In late December, former president Donald Trump signed an executive order aiming to eliminate new federal buildings built in the style of Brutalism and modernism. Brutalism, especially in the District, is an inextricable part of the area’s landscape. And while the executive order has since been overturned, its existence in the first place is curious, to say the least. Why does Brutalism, a style born out of the modernist movement of the late 20th century, still face so much backlash in 2021?
“It’s not a mode of practice that is really being sought after,” explains Deane Madsen, writer, editor, photographer and founder of Brutalist DC, an online appreciation society highlighting the architectural style in the District. “In recent years, concrete construction has come under fire for being extremely resource-intensive. It’s a chemical reaction when you produce concrete. There’s a lot of heat involved in a huge carbon sink, and it depletes a lot of resources – both water and sand. There’s so much that goes on environmentally in the production of concrete.”
It’s a complicated question that perhaps leads to even more questions than answers, but is still worth examining in light of the recent order and its subsequent overturning. Whether you love or hate the aesthetics of Brutalism, its legacy remains a complicated one. And despite its prevalence in the District, it’s not an exceedingly popular style for newer buildings emerging in the area.
“The executive order essentially mandated neoclassical design,” says Lucy Moore, incoming president of Docomomo DC, which works to ensure the rich legacy of the Modern Movement in the Greater Washington area is preserved for future generations. “Its main goal was not to ban Brutalism, though that was an extra dig. Why should the federal government, which represents an increasingly diverse country, mandate one style? It was an attempt to narrowly define civic architecture, just as the Trump administration narrowly defined ‘citizen.’”
While a large concrete building may evoke a number of associations, it also represents a complicated legacy surrounding D.C.’s urban renewal program, which began in 1945. Though that program led to the construction of many of the Brutalist buildings that pepper the District, it also led to the displacement of many.
“A huge amount of it was done under the envelope of urban renewal, totally erasing communities and neighborhoods from Southwest and displacing tens of thousands of people,” Madsen says. “[Sometimes], I have trouble celebrating Brutalist architecture in 2021 because I know there are so many communities that were impacted by urban renewal.”
Despite the complicated legacy and environmental impact, these buildings still exist. As both Madsen and Moore point out, Brutalist buildings are important ways to commemorate the complexities these eras represent and provide opportunities for repurposing and community use.
“A lot of them are under threat because they’re falling into disrepair deliberately,” Madsen says. “Long-term maintenance for these buildings was never built in. And so, you get buildings like the FBI building actually falling apart, with chunks of concrete falling down onto the sidewalk below.”

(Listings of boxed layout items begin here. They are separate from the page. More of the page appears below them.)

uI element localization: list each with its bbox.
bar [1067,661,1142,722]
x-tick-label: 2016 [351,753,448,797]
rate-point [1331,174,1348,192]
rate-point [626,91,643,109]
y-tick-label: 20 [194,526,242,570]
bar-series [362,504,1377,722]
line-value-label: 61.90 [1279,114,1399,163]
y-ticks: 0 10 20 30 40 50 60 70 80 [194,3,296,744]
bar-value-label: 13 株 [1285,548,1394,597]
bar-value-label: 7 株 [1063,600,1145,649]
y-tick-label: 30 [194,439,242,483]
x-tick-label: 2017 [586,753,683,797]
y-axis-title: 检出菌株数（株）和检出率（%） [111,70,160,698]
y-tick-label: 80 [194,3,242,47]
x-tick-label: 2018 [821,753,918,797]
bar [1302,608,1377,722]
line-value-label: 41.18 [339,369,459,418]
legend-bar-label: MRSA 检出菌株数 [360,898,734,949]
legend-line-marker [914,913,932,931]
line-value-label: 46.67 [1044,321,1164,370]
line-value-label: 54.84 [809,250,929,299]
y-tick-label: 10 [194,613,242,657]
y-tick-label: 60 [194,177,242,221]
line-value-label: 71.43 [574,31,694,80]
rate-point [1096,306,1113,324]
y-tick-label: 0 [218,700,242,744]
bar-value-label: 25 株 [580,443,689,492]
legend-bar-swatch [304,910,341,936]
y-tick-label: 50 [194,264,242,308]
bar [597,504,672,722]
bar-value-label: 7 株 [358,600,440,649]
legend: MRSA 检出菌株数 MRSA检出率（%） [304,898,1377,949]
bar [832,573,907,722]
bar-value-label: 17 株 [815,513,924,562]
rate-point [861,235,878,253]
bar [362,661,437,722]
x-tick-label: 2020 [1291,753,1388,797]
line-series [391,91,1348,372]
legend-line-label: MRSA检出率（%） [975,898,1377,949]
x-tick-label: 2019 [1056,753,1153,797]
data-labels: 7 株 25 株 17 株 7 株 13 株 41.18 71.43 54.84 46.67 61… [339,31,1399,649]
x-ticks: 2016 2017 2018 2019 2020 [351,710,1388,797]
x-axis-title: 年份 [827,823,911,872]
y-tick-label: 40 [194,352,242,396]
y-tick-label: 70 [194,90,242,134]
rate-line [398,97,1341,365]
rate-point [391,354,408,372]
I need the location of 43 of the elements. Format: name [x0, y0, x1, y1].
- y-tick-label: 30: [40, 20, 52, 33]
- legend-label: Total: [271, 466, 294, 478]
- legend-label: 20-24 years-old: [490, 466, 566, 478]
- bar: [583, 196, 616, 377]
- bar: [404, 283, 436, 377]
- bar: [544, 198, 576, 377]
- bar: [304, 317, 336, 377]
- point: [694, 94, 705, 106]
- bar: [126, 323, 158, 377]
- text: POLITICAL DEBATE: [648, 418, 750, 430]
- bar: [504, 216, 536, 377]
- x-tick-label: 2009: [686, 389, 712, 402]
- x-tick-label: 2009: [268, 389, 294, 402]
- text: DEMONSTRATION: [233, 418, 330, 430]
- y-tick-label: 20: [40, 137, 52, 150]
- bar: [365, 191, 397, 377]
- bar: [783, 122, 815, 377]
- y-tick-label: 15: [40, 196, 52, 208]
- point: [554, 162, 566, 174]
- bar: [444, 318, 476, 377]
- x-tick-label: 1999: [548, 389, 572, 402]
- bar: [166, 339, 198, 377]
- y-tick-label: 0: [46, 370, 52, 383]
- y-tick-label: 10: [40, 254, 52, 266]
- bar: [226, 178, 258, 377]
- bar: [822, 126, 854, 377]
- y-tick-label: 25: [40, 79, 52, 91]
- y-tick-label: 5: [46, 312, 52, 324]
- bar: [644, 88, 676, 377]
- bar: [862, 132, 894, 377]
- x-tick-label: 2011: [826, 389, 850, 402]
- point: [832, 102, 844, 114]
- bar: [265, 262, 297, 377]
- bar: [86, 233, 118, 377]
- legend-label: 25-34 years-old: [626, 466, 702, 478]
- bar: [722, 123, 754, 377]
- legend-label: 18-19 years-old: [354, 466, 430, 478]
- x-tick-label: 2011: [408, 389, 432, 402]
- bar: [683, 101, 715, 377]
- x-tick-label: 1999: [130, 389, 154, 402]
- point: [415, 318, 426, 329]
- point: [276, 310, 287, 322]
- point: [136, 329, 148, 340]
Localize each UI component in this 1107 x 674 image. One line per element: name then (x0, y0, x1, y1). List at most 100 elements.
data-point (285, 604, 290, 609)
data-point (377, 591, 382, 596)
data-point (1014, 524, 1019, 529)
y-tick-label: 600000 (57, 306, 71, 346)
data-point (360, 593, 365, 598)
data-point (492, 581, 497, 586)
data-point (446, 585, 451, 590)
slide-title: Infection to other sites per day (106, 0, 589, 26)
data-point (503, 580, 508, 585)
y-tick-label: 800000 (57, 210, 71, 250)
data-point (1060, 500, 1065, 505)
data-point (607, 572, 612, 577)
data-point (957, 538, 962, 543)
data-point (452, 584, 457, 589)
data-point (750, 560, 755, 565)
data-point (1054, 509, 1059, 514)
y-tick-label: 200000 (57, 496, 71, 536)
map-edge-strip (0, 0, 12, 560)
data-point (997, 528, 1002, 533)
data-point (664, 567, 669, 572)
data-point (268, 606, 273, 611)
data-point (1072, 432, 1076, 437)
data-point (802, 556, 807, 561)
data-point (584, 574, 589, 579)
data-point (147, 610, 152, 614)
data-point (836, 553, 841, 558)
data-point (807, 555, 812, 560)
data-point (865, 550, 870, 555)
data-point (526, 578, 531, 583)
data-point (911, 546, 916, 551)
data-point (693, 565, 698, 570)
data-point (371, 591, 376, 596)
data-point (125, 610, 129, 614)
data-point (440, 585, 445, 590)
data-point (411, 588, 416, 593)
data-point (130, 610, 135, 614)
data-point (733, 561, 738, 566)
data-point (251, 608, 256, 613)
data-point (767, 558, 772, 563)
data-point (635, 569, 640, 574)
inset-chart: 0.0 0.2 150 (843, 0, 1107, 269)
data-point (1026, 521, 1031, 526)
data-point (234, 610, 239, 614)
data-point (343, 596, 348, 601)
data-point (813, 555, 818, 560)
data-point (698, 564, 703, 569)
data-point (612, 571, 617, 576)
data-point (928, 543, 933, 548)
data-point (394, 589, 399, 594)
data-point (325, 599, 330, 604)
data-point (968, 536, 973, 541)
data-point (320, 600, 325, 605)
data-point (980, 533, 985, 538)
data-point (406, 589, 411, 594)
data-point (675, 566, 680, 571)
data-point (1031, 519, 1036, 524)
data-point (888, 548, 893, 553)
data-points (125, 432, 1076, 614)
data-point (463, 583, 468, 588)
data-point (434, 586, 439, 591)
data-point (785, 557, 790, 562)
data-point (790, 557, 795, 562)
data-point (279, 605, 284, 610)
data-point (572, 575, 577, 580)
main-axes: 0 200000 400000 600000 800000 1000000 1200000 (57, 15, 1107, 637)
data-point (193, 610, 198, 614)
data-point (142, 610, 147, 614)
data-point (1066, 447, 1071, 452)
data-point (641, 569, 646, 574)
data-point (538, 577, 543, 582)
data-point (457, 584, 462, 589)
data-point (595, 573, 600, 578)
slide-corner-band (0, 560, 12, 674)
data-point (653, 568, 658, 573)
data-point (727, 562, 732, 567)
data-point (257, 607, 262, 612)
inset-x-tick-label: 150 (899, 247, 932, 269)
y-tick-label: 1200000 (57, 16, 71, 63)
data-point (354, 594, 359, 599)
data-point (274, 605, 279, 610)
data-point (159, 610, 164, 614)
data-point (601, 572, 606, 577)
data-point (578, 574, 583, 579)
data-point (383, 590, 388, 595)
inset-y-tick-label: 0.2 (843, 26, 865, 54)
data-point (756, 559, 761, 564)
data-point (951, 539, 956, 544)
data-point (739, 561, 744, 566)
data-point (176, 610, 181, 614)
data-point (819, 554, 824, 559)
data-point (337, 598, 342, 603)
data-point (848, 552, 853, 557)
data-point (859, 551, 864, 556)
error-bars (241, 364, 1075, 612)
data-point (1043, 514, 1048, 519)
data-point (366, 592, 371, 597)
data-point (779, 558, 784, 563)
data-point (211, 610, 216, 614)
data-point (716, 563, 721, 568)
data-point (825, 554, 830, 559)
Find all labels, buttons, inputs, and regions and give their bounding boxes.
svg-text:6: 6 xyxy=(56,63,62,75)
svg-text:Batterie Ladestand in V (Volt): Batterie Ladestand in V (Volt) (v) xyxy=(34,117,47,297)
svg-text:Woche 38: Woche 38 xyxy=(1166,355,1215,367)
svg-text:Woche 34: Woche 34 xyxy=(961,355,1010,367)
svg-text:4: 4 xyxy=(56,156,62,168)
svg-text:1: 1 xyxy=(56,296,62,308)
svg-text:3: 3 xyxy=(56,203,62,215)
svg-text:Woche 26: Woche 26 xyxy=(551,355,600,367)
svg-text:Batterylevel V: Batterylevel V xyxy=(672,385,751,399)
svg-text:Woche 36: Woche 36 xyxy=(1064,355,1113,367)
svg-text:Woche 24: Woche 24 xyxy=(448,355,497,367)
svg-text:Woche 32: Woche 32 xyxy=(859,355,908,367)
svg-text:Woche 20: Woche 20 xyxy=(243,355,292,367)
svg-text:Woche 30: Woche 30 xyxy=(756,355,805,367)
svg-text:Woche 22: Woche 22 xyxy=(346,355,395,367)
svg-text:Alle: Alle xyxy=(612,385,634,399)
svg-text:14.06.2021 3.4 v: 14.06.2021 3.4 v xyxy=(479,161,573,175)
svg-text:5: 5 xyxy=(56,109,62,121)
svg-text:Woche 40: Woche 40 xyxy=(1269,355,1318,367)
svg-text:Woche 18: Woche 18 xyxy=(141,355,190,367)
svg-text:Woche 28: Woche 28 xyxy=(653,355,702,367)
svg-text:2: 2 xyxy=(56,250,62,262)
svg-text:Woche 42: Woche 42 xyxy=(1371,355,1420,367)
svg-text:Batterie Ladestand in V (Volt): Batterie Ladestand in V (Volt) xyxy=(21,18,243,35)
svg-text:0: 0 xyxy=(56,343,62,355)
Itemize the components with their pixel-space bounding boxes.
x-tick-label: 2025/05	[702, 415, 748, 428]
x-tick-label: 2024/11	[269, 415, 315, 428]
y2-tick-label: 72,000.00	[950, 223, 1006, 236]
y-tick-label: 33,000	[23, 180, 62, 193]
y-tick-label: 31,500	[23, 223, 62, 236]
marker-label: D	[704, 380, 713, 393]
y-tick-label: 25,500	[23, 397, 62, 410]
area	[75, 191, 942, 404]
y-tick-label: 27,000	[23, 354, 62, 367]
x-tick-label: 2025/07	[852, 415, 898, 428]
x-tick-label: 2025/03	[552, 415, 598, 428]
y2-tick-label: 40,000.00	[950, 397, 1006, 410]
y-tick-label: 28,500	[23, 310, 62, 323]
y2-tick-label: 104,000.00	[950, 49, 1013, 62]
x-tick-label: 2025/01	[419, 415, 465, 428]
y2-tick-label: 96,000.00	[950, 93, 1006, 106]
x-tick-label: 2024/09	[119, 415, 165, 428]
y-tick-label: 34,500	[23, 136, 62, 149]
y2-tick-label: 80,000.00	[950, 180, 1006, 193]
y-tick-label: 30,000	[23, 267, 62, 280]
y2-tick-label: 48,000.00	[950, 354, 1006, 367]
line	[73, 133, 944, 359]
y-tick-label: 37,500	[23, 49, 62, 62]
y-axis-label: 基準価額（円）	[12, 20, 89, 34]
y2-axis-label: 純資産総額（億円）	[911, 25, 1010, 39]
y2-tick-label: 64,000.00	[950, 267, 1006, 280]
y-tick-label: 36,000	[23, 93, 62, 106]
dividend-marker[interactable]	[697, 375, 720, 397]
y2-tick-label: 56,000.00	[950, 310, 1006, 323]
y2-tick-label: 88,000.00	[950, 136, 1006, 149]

The FBI building is one often incorporated into these conversations of the merits of the misunderstood style, as its disrepair and the need for an updated place of business for those working in the building are increasingly evident. Iconic Brutalist buildings in the District like the Third Church of Christ, Scientist and Marcel Breuer’s American Press Institute in Reston, Virginia were both demolished, despite preservation efforts.
More recently in the United States, buildings like the Pirelli Tire Building in New Haven, Connecticut – also by Breuer – are getting a second (or third, in this case) wind as architects, designers and preservationists find ways to repurpose them. In the case of Pirelli, once home to a tire manufacturer and an IKEA location, it’s now being made into a hotel and conference center dubbed Hotel Marcel. Not only is it being reused, it’s also aiming for a LEED Platinum certification, will meet net-zero energy standards and is completely solar-powered.
“The Pirelli building is a great example of turning one of these kinds of concrete buildings into something that is sustainable and adaptively reused in a creative way,” Madsen says. “I would love to give a personal shout-out to the developer of [Hotel Marcel]. Come take a look at the FBI building and say, ‘Hey, what could you do here?’”
The team at Becker + Becker, who is behind the newly repurposed Hotel Marcel, is aiming for a summer 2021 opening, which will likely usher in a new era of repurposing for concrete concepts across the country. No matter your opinion on the merits of the style and what happens as many of them age into an era that will see their uses change, Madsen encourages people to continue having conversations about buildings in a meaningful way and challenge their histories and uses as well.
“I want [people] to continue to have strong opinions,” he explains. “Even in the outright despising of a single building like the FBI, at least they’re thinking about buildings in a way that can produce a conversation about why. If there were a series of coffee shops and maker spaces on that ground level facing Pennsylvania Avenue, would that change public perception of the building? I think it would.”